Dans sa préface que nous publions ci-après, Florent Perrier, bon connaisseur de Benjamin, rapporte ces paroles de l’auteur du Livre des passages qui écrivit au moins trois textes sur Marseille, dont le plus célèbre est probablement « Haschich à Marseille » : « J’ai lutté là comme avec aucune autre ville. Il est plus dur […] d’en arracher une phrase que de tirer de Rome un livre » (lettre à Hugo von Hofmannsthal). Je me demande si l’on ne pourrait pas en dire autant de Jérôme Delclos, mais pas à propos de Marseille, non, à propos du corpus de Benjamin sur Marseille, avec lequel il me semble avoir lutté comme avec aucun autre texte… Quoi qu’il en soit, le résultat est vraiment très intéressant. Si vous vous intéressez à Marseille, ou à Benjamin, ou aux deux, alors procurez-vous ce livre. Vous y découvrirez aussi « Bouche d’ombre et peau de bête », la préface sus citée, érudite et très utile pour aborder le texte de Delclos, et encore les très belles illustrations (sur la couverture et à l’intérieur) de Thomas Azuélos, le tout façonné en un très bel objet. Le livre paraîtra en mai.
franz himmelbauer, pour Antiopées, le 29 mars 2024.

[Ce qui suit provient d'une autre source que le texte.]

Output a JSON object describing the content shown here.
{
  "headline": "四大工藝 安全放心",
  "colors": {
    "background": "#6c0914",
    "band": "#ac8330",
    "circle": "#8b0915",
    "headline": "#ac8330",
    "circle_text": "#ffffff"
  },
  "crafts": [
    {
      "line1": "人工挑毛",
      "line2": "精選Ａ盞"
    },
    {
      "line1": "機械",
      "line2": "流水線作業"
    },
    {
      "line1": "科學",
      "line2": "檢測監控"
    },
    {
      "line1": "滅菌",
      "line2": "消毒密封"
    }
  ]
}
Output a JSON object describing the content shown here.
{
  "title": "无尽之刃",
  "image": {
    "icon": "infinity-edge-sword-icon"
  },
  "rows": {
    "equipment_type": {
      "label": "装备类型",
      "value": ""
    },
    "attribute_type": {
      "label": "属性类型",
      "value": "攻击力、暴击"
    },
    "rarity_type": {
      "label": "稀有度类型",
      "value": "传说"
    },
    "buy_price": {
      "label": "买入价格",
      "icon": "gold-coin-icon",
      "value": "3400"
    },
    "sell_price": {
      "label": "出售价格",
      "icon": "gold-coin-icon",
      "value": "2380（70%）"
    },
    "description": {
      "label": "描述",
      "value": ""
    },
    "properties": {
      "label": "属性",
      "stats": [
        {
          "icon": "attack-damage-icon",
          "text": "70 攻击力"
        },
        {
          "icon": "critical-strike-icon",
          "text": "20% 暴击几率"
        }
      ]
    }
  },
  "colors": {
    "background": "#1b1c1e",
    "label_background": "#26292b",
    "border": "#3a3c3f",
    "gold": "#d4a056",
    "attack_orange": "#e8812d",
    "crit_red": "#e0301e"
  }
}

1. Je vous recommande la belle (et désopilante, ce qui ne gâte rien) recension qu’en donna en 2008 l’amie Nathalie Quintane sur Sitaudis – recension que je ne découvre qu’aujourd’hui en rédigeant ces lignes, honte sur moi ! Oui, en fait, je ne vous l’ai pas dit, mais l’éditeur de HB éditions, à ce moment-là, c’était moi, et je suis encore très fier d’avoir publié ce livre.
Pour lire la préface de Florent Perrier, c’est ici…
À lire en ligne sur le blog Antiopées où se nourrit régulièrement le site de lundi matin.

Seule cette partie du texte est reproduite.